Burcak Madran, a representative from Turkey, told the meeting that the political terms in the proposed definition could cause problems for museums in authoritarian countries, and that even the term “polyphonic spaces” was an issue.

“Five years ago, I opened a very polyphonic museum with Turks, Armenians, Kurds and Greeks in the same space,” she said. “Three months later, the museum was closed.”

Sandahl said she understood some of the objections but felt they could have been addressed through editing of the proposed definition. For much of this year, she chaired the new committee but felt its work was hampered. She resigned in June.

“I lost faith that the process would actually be allowed to come to fruition,” she said.

Her resignation was soon followed by three others from the committee, as well as others including the council’s then president, Suay Aksoy, a Turkish academic.

George Abungu, a former director of Kenya’s National Museum who was among those to resign from the committee, said in a telephone interview that the proposed definition had widespread support among museums in Africa, which have been working for decades on issues like human rights.

He said he had stepped down after realizing that the definition “was not convenient for Westerners who want to continue like they live in the past, in the 19th century.”

The council now appears to be scrambling to deal with the fallout.

Alberto Garlandini, its new president, said in a telephone interview that he was trying to make the body more transparent.
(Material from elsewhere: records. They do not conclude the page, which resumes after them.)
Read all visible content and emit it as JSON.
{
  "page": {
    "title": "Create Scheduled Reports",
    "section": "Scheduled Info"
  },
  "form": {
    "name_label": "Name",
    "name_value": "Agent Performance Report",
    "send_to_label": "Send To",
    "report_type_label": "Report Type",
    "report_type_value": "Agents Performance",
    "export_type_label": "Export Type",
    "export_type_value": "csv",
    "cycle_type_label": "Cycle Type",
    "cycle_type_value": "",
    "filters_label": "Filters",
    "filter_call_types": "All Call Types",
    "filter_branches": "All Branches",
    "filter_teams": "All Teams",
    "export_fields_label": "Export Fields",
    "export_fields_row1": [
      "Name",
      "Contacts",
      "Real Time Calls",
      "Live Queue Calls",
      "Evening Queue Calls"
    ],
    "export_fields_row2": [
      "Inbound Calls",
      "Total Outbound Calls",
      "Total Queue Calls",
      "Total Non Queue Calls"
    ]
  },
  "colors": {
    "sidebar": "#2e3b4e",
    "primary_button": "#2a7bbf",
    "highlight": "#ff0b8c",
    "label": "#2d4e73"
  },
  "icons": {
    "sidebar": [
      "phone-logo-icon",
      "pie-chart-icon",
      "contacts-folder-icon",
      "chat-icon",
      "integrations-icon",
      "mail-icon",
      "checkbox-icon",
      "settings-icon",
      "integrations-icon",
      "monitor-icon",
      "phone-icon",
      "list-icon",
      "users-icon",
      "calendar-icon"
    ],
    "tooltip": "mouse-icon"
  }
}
Disagreements arise in any international group, he said, adding that he remained “fully convinced that in the coming years we will positively highlight what unites us in a new definition.”

And some committee members are still pushing for the new definition to be adopted.

“I can see why you wouldn’t want to change the definition every five minutes,” David Fleming, a former director of National Museums Liverpool, said in a telephone interview, “but it’s a matter of being with the times.”